An intense young woman with flyaway hair and a gap-toothed smile, “Brookers” had in eight months become one of the most popular hosts on the video-sharing site, which logs roughly 200 million page views per day.

One of Brodack’s videos, “Crazed Numa Fan!!!!” – a wry takeoff on the Internet lip-syncing craze inspired by the popular dance tune “Dragostea din Tei” – has been viewed more than 1.4 million times since October.

“I thought there was something extremely charismatic about this girl,” Daly said Friday. “Her directing, her use of music – it was very MTV to me.”

You can probably write the next paragraph yourself: Carson Daly Productions signed Brodack to an 18-month programming development deal.

To many in the industry, YouTube, launched in February 2005, and other sites like it are potential enemies – the TV version of Napster, whose early reputation as a song-piracy enabler made it a pariah to record companies.

After all, in addition to allowing people like Brodack to distribute their own work, these sharing sites also allow the free exchange of previously broadcast, copyrighted material – exactly the kind of stuff that studio executives hope to make big syndication and DVD dollars from down the road.

That’s why, in February, NBC asked YouTube to take down the “Saturday Night Live” clip “Lazy Sunday” – even though the site was largely responsible for turning the rap spoof into an Internet sensation. (NBC now sells “Lazy Sunday” for $1.99 on Apple’s iTunes site.)

And C-SPAN last month demanded that YouTube remove videos of Stephen Colbert’s infamous address at the White House Correspondents Dinner.

“Copyright laws can be a tricky and a somewhat complicated matter, but we want our community to be one where everyone’s creative rights are respected,” a YouTube staffer wrote on the company’s blog, explaining why the Colbert material was taken down.

But Daly isn’t alone in seeing YouTube as fertile frontier rather than pirates’ cove. Major TV studios have also started trolling YouTube and similar destinations for the next generation of acting and directing talent.

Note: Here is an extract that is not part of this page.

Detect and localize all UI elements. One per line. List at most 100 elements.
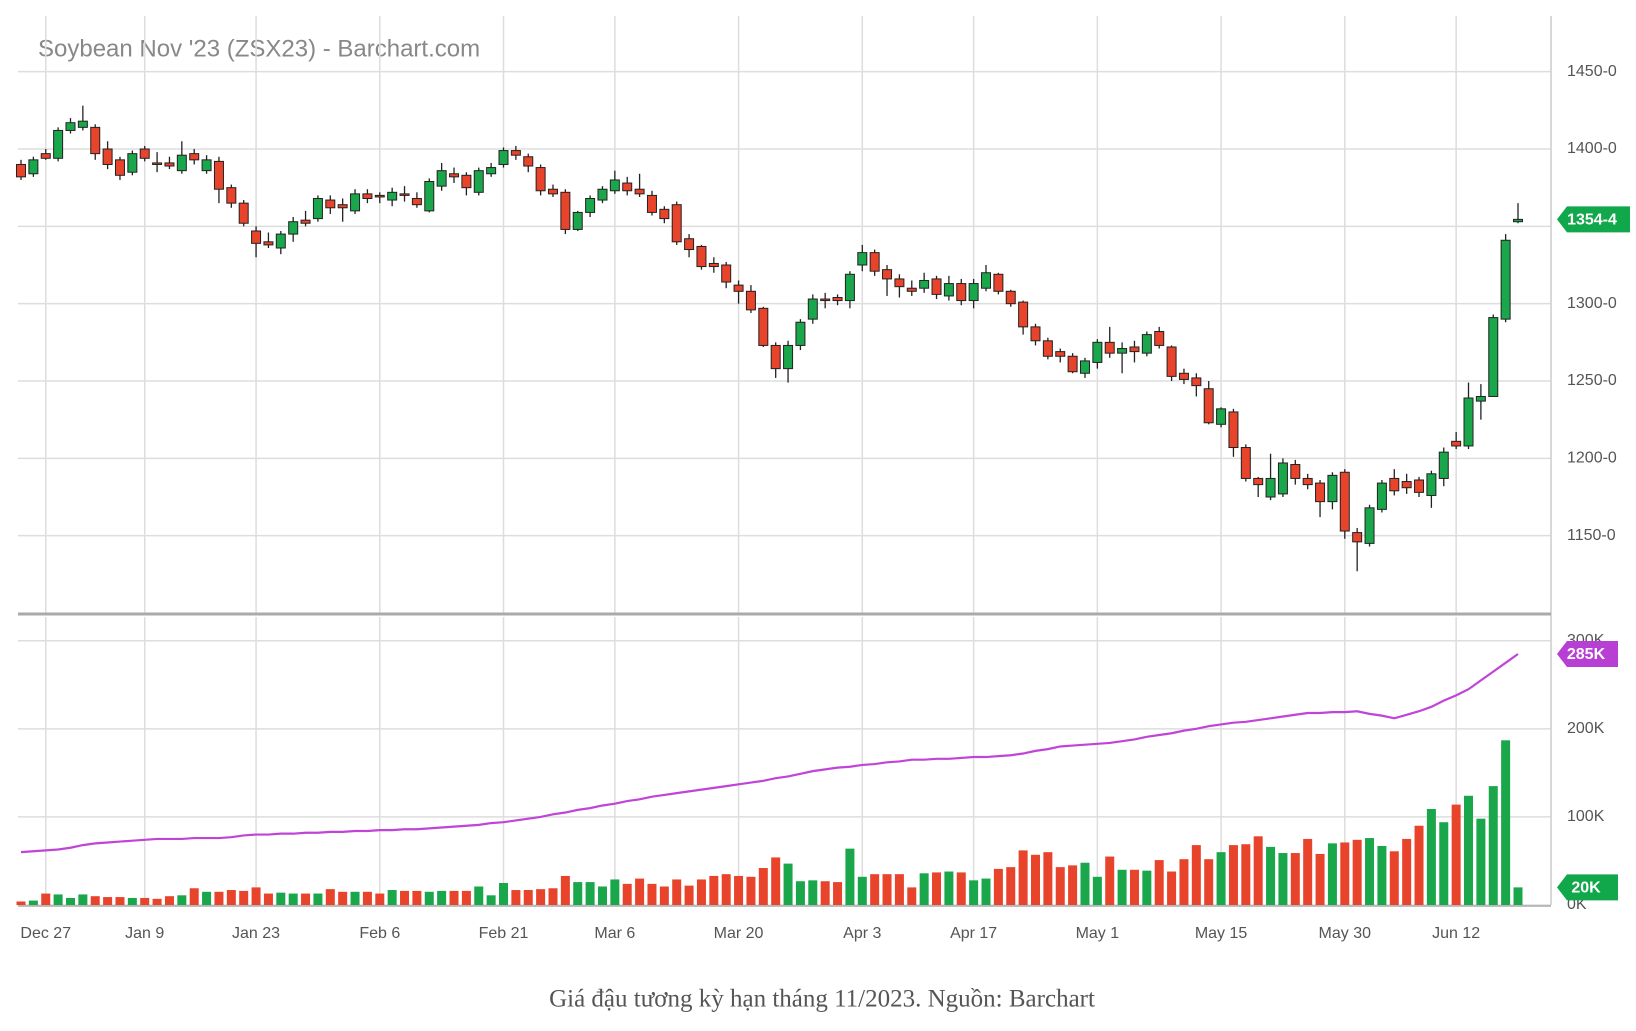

Twentieth Century Fox Television, producer of “The Simpsons” and “24,” has junior executives scouring the video-sharing sites.

“We also have a casting executive assigned to discovering new talent, and these sites can be particularly fertile ground,” says Jane Francis, senior vice president of Twentieth Century Fox Television’s boutique programming arm, Fox 21.

“While these efforts have not yet resulted in a major piece of casting or story idea or project,” she says, “we believe it is only a matter of time.”

In fact, the networks may need YouTube more than YouTube needs them.

The most-watched video on the site is “Evolution of Dance,” in which motivational speaker Judson Laipply spends six thoroughly silly minutes grooving onstage to song samples like “Kung Fu Fighting” and “What Is Love.”

Since April, the clip has been watched more than 24 million times – a viewership figure far larger than any current network sitcom can boast.

It doesn’t mean prime time will soon be filled with faux music videos by a teenager who borrowed his dad’s digital camera. As Daly put it, “I don’t think you’ll see a 30-minute sitcom made from someone’s bedroom.”

But at the very least, Hollywood’s gatekeeping practices might change.

“I just love it that no middleman is involved,” said Daly, who has yet to meet Brodack face-to-face but hopes to work with her on “webisodes” – Web-based video content – and other material.

“There’s no agent, nothing. The pipeline is direct. I think it’s going to exponentially change how the business is run.”